O mundo em que vivemos
Por Bráulio Tavares Em: 05/09/2010, às 19H40
[Bráulio Tavares]
Ariano Suassuna conta que, quando era menino em Taperoá, não perdia um circo que passasse pela cidade; entre outras coisas, porque tinha peça de teatro. A maioria das peças eram bem amadorísticas. E ele lembra de uma que se passava nos tempos dos cavaleiros de Carlos Magno e dos Doze Pares de França. A certa altura da batalha, um nobre de armadura erguia a espada e dizia algo como; “Temos que morrer com honra! Nós, cavaleiros medievais...” E Ariano pergunta, embasbacado: “Oi, e o cara sabia que era medieval? Ele sabia que aquele tempo dele era a Idade Média?”
Corta para Jorge Luís Borges, dialogando com um entrevistador sobre um romance qualquer, no qual se questiona: aquilo podia acontecer, de verdade? É uma história fantástica? É uma história realista? Borges dá um suspiro septuagenário e encerra a discussão: “A verdade é que ainda não sabemos se o Universo pertence ao gênero realista ou ao gênero fantástico”.
Estes dois pequenos episódios mostram a nossa mania de superpor palavras ao mundo de verdade e ficar achando que o mundo obedece a essas palavras. “Idade Média” é um nome que inventamos para uma época. Mesmo sendo mais específicos – digamos: “o ano 1327” – ainda assim isto não quer dizer nada, até porque no calendário judeu ou chinês o ano era outro. Numeramos os anos e intitulamos as épocas para comodidade nossa, porque sabemos que certos fatos ocorreram (a morte de Cristo, a batalha de Waterloo, o descobrimento do Brasil) e precisamos definir um “quando”. Mas juridicamente falando Cristo não morreu no ano 33 d.C. ou coisa parecida, porque essa nomenclatura é nossa, não era usada na sua época. É uma data inventada, artificial, atribuía “a posteriori”. O mesmo quanto ao conceito de “Idade Média”. Talvez no futuro “Idade Média” seja a nossa. Me lembra a história de Kurt Vonnegut Jr., do sujeito que chega ao futuro remotíssimo, consulta uma enciclopédia e lê algo como: “Depois da morte do profeta Jesus Cristo, seguiu-se um período intermediário de um milhão de anos em que nada importante aconteceu”. As abstrações que usamos só funcionam dentro da nossa mente. Não têm existência física.

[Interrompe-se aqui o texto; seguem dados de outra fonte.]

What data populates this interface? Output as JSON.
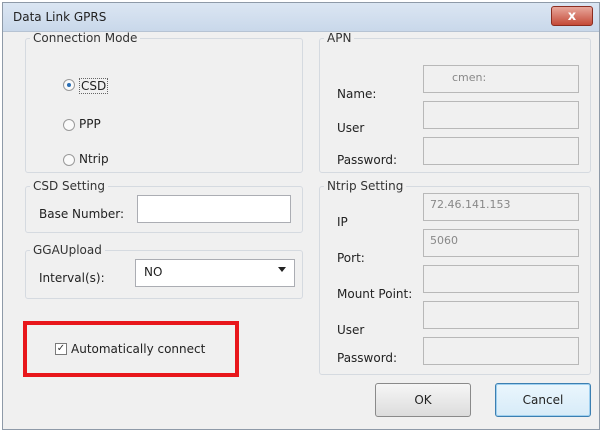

Qualquer conceito generalizado tem as mesmas limitações. “Os brasileiros são alegres e gostam de música.” Isto é verdadeiro ou falso? Pode até refletir uma tendência estatística, ou um traço cultural que alguém pode confirmar viajando pelo país. Mas mesmo os brasileiros alegres não são alegres o dia inteiro, e não gostam de ouvir música o dia inteiro, ou não gostam de qualquer música (nem todo brasileiro que gosta de música gosta de Debussy, ou de Daniela Mercury, ou do Pato Fu, etc.). Infelizmente, temos que generalizar o tempo inteiro, e toda generalização desbasta as características individuais dos incluídos. Toda generalização é empobrecedora (inclusive esta). Nós as usamos como quem usa um pote imaginário para guardar água verdadeira.